L’œuvre fut jouée à Hambourg en 1721, et reprise à Londres également en 1721 puis en 1728. Puis ce fut l’oubli jusqu’au milieu des années 1980, à l’exception d’une représentation en 1927.

Le livret est un peu plus sobre que la plupart des opera seria : Farasmane, roi de Thrace, a marié son fils Radamisto à la princesse Zénobie et sa fille Polissena au roi d’Arménie, Tiridate. Ce dernier, épris de Zénobie, déclare la guerre à Farasmane. Il s’empare de la capitale thrace et Radamisto et Zénobie sont contraints de fuir, par un souterrain, jusqu’aux rives du fleuve. La princesse, plutôt que de tomber vivante aux mains de l’ennemi, préfère se jeter à l’eau, suivie de son mari, qui veut mourir avec elle. Mais ils sont sauvés par les soldats de Tiridate. Tandis que Zénobie est amenée au roi arménien, Radamisto trouve de l’aide auprès de Tigrane, général arménien. Il s’introduit dans le palais vêtu en esclave et se fait reconnaître de Zénobie. Il tente de tuer Tiridate mais il est découvert et jeté en prison, avec Zénobie. Ils seront sauvés par une rébellion déclenchée par Tigrane. Vaincu, Tiridate se réfugie auprès de Polissena. Radamisto renonce à se venger et c’est le happy end final.

Cette représentation en version de concert m’a laissé une impression très contrastée et, pour tout dire, m’a semblé un peu décevante. Dans toute la première partie (ouverture et acte I), Il Pomo d’Oro sonne un peu terne, les attaques sont timides et les tempi choisis par Francesco Corti sont excessivement lents, nuisant à la ligne mélodique et mettant les chanteurs en difficulté, notamment pour vocaliser. On retrouvera un peu plus des caractéristiques de vivacité, d’énergie, de richesse des couleurs et de précision d’Il Pomo d’Oro au II, pour finir par un magistral acte III.

Philippe Jaroussky m’a semblé en difficulté pendant la presque totalité de la représentation présentant une émission pincée et un medium souvent très voilé, ce qui le gêne considérablement, notamment dans les récitatifs. Ses ennuis ont toutefois semblé s’atténuer au III au cours duquel il délivre un magistral Quel nave smarrita, superbement accompagné au théorbe.

Marie-Nicole Lemieux persiste dans son agaçante propension à faire du Lemieux.

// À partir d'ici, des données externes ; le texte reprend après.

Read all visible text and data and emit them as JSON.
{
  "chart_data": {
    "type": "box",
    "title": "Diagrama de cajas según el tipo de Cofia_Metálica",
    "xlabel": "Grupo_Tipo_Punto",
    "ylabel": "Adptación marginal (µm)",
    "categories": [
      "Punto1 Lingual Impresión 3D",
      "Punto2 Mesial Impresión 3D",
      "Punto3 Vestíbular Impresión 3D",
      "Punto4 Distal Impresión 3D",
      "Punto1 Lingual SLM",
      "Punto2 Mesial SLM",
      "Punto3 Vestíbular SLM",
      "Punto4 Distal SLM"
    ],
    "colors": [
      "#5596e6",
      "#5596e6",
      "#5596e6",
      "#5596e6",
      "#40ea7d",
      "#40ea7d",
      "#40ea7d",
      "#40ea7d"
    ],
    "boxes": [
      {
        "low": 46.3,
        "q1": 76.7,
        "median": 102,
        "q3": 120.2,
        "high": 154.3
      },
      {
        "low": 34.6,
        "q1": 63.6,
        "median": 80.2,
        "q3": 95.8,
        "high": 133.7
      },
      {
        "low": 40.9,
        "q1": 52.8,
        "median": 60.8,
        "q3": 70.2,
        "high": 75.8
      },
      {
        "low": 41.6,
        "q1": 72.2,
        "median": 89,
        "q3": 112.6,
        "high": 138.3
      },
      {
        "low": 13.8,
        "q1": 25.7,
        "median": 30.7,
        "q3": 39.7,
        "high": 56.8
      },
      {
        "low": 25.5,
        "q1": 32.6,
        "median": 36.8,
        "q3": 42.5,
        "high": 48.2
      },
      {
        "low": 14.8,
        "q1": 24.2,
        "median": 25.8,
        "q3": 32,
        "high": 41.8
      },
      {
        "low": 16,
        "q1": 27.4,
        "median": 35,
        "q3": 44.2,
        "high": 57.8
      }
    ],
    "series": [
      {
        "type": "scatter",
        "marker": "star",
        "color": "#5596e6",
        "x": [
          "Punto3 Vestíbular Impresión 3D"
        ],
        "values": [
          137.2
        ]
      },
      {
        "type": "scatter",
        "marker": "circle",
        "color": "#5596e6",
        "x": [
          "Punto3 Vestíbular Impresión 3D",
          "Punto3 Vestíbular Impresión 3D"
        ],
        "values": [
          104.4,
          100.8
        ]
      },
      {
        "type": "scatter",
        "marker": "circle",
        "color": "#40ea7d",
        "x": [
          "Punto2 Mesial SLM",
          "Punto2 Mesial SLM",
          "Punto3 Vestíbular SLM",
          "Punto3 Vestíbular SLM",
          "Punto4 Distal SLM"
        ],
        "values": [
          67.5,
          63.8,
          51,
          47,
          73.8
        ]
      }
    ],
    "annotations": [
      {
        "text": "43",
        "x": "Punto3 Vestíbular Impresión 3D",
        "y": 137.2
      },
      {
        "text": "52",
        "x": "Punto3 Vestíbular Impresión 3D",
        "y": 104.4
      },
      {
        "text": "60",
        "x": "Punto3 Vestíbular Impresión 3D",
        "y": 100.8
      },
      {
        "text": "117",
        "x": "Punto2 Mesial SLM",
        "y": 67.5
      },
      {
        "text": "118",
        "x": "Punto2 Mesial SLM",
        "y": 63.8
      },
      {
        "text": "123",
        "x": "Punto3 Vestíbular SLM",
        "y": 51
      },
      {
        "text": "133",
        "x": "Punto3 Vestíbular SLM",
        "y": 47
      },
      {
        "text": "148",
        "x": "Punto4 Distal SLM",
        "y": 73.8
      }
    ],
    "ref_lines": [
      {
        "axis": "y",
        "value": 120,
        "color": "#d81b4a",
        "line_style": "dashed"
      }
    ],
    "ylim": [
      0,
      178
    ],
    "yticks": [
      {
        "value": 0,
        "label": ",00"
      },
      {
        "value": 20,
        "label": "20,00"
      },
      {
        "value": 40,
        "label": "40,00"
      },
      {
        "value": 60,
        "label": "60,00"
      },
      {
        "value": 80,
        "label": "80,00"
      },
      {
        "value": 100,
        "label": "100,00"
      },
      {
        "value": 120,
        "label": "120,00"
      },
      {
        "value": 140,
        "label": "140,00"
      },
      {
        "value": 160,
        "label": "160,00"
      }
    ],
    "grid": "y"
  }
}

Avec ses moyens vocaux impressionnants, son timbre exceptionnel, ses remarquables qualités d’actrice, ses fautes de goût qui poussent Haendel vers le romantisme le plus échevelé et le vérisme en sont d’autant plus horripilantes qu’elle peut atteindre au sublime quand elle maîtrise son chant, comme ce fut le cas ce soir à plusieurs reprises, notamment dans Quando mai spietata sorte (et son superbe hautbois) et Eggio dunque au III.

Du trio central, c’est Emöke Barath qui est, de loin, la plus convaincante. Si le rôle est peu développé au-delà de l’acte I, la soprano lui donne un relief tragique tout à fait saisissant. La voix a considérablement gagné en épaisseur, en projection et le timbre est simplement superbe. La technique vocale est parfaitement maîtrisée dans tous les aspects si engageants de ce bel canto du XVIIIe siècle. Et ce sont des interprétations d’une beauté saisissante, que ce soit dans son air d’entrée (Sommi dei) ou dans le rageur Sposo ingrato du III, dans lequel elle fait assaut de virtuosité avec le violon de Zefira Valova.

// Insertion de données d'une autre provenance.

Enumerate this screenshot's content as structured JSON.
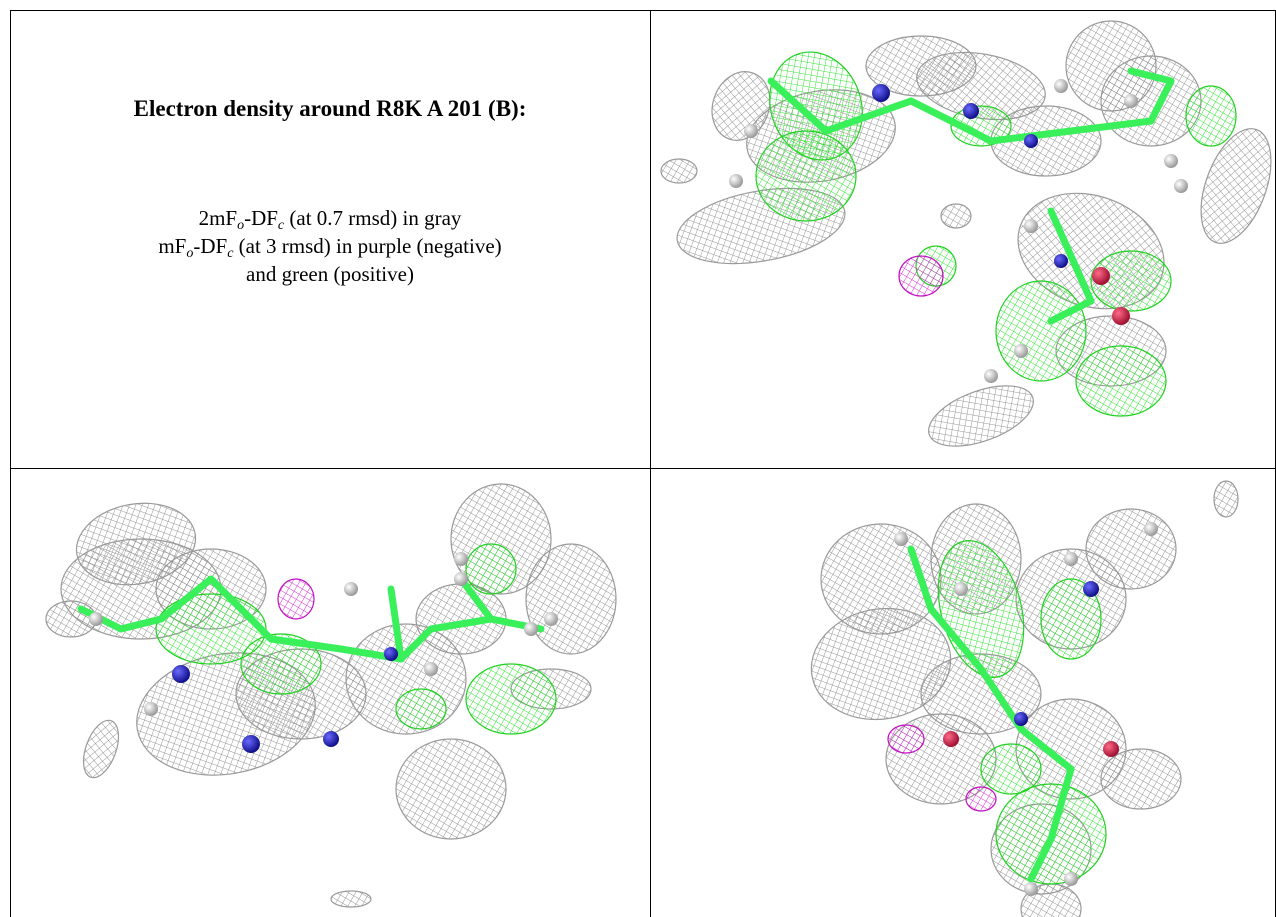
{
  "title": "Electron density around R8K A 201 (B):",
  "legend": [
    [
      "2mF",
      "o",
      "-DF",
      "c",
      " (at 0.7 rmsd) in gray"
    ],
    [
      "mF",
      "o",
      "-DF",
      "c",
      " (at 3 rmsd) in purple (negative)"
    ],
    [
      "and green (positive)"
    ]
  ]
}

Zachary Wilder est également remarquable et impeccable en Tiridate, dont il fait un odieux tyran. La voix est solide et le timbre viril et élégant. Zachary Wilder semble pouvoir plier sa voix aussi bien à ses intentions dramatiques qu’aux exigences de virtuosité de la partition dont il semble se délecter, notamment le Stragi, morti, avec trompette, et Alzo al volo avec cors.

Anna Bonitatibus est un peu moins convaincante en Tigrane. SI le timbre est toujours superbe et la technique belcantiste parfaitement éprouvée, les aigus sont souvent tirés, en limite de justesse. Alicia Amo est une belle découverte, et son soprano rayonnant nous livre une belle composition d’un Fraarte adolescent. Le rôle de Farasmane est assez mal servi par la partition mais Renato Dolcini en tire le meilleur avec un beau timbre de baryton et une diction tout à fait remarquable.